In conclusion, our VFL-based recommendation algorithm effectively addresses the challenges of station selection for electric cars by leveraging privacy-preserving techniques and blockchain-enhanced cloud networks. The results demonstrate significant improvements in cost efficiency, waiting times, and scalability compared to existing methods. Future work will extend this framework to public electric transportation systems, such as buses, where real-time charging scheduling can minimize passenger wait times and maximize operational profits. Additionally, we plan to explore the impact of advanced cryptographic methods on data protection for electric car ecosystems, further enhancing privacy and security in collaborative learning environments.

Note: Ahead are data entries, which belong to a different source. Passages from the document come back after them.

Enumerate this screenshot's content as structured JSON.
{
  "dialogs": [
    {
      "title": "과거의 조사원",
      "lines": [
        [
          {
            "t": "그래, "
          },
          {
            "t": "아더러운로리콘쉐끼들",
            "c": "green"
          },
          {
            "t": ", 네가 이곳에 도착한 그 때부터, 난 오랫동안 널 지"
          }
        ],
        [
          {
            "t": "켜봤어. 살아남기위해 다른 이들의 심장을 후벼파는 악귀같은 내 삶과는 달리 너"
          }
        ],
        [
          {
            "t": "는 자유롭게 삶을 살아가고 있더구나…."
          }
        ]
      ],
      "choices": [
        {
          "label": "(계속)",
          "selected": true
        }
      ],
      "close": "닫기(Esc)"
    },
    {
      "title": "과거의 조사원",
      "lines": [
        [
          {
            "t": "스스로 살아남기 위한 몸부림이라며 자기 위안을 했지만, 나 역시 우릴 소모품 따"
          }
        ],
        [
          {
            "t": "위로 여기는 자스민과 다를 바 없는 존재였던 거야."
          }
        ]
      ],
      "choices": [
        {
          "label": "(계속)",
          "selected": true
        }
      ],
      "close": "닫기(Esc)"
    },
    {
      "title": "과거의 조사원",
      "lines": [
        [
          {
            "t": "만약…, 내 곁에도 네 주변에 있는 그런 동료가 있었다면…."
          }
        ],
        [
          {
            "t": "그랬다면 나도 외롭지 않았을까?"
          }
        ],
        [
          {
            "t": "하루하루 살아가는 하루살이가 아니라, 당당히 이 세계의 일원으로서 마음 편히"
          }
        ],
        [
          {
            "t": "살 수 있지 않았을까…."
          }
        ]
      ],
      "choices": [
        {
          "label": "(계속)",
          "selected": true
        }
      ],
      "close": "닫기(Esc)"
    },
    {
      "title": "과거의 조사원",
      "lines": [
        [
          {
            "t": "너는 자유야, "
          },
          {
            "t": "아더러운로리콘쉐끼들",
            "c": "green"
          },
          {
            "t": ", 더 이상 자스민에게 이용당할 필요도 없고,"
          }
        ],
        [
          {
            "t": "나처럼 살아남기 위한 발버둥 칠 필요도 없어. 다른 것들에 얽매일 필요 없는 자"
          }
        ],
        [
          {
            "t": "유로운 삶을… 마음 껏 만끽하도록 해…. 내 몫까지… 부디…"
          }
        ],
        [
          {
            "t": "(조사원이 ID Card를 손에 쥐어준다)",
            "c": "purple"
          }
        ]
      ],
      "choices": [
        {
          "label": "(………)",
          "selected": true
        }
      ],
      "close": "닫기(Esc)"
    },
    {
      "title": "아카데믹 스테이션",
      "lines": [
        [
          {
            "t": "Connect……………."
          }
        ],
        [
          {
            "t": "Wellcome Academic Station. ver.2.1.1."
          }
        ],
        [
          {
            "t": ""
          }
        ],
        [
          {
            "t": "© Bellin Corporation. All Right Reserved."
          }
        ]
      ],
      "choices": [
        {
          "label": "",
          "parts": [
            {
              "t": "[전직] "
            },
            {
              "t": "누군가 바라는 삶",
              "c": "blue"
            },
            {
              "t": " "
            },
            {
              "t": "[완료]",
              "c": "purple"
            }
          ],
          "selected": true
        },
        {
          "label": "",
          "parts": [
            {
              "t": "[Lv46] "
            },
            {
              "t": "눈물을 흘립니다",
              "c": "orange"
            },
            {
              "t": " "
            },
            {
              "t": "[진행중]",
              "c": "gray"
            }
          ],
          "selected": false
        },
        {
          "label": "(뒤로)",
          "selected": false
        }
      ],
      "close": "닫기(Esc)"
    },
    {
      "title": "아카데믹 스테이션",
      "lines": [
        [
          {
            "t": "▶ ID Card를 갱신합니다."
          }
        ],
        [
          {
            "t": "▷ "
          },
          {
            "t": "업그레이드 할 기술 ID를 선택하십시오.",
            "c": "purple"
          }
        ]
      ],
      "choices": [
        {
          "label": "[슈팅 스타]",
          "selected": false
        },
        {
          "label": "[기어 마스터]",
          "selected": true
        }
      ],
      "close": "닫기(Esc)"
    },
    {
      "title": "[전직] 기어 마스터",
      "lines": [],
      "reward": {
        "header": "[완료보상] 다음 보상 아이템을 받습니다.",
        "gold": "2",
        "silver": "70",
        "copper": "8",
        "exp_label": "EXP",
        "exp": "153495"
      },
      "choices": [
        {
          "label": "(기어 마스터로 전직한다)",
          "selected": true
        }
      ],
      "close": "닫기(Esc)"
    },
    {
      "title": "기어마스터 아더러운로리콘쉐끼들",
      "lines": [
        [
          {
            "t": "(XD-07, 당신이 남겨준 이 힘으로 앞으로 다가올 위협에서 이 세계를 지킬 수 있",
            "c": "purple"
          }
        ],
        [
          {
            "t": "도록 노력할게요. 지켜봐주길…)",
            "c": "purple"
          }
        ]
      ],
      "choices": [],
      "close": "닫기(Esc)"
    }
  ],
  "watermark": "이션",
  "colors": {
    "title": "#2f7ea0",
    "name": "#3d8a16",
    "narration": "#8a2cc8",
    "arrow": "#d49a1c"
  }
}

The integration of federated learning with blockchain technology represents a significant step forward in the development of intelligent systems for electric car mobility. By enabling secure, decentralized model training, our approach not only safeguards user privacy but also promotes the efficient use of charging and refueling infrastructure. As the electric car industry continues to evolve, such innovations will play a crucial role in supporting sustainable transportation and enhancing the overall user experience. We believe that our contributions provide a solid foundation for future research and practical applications in this dynamic field.